Chegou ainda pintinho na casa do macetoso Mangaba. Um mimo para a filha. garota sapeca, dessas que esquartejam boneca com precisão cirúrgica. A intenção era domar os ânimos da menina. Pois bem, a tal psicologia surtiu efeito. A moleca serenou.
Galindo, como chamaram-no, transpôs incólume os afagos calientes da pequena. Logo emplumou-se de um branco angelical. Sua crista pendeu de lado num topete a "la Elvis Presley". Mal o relógio badalava 04:00h da matina, o galináceo fazia seu concerto matutino.
Não tardou os vizinhos do cortiço quererem depenar Mangaba e o frango. E na tentativa de calar a ária do galo, que o tonto irrácivel aviu-lhe uma concubina. Garnisé jeitosa, por demais faceira.
Converteu a diminuta área de serviço num moderno flat empoleirado. Durante algumas semanas o danado fechara o bico. Mas, bastou a garnisé pôr ovos e os chocar para que Galindo solta-se o gogó. Exibindo seu orgulho de pai, numa demonstração de maestria aos filhotes.
Galindo vivia a existência que pedira a madrasta natureza. Embora Mangaba andasse de saco cheio, olheiras profundas... De fazer pena! Disposto a tapear a pirralha deu-lhe um vídeo-game. E sumiu com os galináceos, vendendo-os a um sitiante...
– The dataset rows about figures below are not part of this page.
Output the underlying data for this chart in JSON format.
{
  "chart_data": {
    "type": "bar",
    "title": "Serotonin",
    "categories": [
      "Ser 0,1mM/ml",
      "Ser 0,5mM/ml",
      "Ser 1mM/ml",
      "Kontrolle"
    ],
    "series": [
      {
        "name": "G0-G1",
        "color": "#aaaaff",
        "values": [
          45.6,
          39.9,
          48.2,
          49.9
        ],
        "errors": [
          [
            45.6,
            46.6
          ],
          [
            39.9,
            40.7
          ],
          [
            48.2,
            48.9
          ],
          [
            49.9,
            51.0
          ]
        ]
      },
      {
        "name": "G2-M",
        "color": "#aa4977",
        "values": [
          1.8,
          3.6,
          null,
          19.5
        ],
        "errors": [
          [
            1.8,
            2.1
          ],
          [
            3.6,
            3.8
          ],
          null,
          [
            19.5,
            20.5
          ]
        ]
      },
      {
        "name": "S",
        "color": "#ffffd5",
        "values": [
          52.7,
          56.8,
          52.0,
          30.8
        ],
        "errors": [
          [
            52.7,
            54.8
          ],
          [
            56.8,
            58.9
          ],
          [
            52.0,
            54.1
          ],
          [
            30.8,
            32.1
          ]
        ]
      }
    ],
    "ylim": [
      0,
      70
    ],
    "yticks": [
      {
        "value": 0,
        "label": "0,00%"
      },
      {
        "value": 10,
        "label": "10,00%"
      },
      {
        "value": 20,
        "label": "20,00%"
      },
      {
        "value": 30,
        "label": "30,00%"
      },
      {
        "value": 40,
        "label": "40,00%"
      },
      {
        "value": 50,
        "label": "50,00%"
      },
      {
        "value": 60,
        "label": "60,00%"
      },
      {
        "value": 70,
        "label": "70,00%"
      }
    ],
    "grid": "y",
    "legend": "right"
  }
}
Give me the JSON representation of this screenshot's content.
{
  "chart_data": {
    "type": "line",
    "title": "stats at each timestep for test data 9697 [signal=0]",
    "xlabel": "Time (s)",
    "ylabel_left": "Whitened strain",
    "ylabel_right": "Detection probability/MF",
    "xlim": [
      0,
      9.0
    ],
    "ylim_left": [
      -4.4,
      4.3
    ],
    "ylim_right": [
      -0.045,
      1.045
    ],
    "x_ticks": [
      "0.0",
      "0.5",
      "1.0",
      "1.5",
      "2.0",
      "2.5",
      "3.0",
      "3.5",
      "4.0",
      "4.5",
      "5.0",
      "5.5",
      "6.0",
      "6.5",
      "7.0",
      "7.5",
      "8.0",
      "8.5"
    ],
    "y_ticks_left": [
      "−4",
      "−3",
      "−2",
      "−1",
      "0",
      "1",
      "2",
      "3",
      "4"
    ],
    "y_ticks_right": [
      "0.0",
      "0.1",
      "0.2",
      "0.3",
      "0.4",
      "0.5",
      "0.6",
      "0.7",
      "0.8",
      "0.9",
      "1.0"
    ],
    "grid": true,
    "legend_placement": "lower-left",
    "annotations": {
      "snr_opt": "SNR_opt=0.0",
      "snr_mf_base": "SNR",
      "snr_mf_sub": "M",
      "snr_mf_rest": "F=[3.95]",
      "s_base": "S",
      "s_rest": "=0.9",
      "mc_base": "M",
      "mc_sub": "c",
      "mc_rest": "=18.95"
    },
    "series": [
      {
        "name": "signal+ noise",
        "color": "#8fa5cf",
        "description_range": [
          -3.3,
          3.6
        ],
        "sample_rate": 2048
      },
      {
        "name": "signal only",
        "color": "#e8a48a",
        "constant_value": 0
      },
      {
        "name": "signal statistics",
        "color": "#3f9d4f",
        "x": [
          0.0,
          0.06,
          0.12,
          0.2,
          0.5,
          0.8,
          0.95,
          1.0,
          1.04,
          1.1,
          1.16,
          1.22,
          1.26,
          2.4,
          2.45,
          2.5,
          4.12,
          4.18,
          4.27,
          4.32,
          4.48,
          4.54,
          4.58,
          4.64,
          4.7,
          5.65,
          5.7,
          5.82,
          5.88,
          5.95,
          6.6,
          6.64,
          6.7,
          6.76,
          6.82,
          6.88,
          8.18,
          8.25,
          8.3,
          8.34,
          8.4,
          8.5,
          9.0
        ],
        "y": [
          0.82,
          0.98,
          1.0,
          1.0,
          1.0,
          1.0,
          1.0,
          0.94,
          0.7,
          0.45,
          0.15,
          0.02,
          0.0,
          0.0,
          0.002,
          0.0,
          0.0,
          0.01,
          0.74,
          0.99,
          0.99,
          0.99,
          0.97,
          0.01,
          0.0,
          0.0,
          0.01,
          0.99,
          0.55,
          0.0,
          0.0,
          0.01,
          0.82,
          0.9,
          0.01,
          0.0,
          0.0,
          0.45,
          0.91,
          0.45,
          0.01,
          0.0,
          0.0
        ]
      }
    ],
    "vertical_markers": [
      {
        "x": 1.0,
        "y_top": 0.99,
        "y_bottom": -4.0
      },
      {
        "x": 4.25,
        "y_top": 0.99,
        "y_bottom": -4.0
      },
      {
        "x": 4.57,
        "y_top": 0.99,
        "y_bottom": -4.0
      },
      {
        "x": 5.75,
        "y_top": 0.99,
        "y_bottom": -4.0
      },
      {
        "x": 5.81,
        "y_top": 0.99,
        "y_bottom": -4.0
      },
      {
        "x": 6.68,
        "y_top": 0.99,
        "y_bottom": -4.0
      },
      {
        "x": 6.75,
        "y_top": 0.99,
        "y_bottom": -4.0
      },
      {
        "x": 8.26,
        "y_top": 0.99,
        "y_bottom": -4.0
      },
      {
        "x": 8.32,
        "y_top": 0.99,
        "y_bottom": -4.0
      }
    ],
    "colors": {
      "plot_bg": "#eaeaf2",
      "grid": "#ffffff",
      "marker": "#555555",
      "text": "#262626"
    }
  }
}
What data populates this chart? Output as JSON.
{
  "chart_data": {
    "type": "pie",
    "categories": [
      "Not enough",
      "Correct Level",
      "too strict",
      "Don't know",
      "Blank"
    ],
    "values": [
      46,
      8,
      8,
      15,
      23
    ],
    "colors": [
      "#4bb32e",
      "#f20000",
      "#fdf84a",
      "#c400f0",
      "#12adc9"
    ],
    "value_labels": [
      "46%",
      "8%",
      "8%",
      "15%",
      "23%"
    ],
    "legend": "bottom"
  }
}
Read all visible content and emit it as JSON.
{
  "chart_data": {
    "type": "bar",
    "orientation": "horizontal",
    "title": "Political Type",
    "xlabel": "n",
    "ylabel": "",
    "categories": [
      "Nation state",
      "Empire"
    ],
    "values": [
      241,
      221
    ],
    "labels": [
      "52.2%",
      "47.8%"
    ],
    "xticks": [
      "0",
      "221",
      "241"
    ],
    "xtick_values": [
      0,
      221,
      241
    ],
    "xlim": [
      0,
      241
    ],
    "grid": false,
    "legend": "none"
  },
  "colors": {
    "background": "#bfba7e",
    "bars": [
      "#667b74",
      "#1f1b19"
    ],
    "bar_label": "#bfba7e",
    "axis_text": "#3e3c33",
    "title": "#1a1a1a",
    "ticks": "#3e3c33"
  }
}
Esse lugar não era melhor. Entretanto, espaçoso e havia muitas galinhas. Todas dando a maior sopa (quer dizer, canja!). A família desfeita bastava levar as penosas no bico. Os acordes da cantada ecoaram pela paisagem bucólica... Nisso apareceu um carijó garboso fugido do galinheiro a esgaravatar em redor de Galindo. Cacarejaram diplomaticamente sem consenso. Teve início o round. Galindo fez uso de sua arte marcial instintiva, mesmo assim eram parcos golpes frente à espora castiça do carijó. Tombou pernas pro ar, convulsionando até o derradeiro golfejo.
Não torrara na chocadeira. Resistiu aos carinhos da filha do dono inconsequente, e sua prole deixava como herança a civilização. Sucumbia às leis da natureza.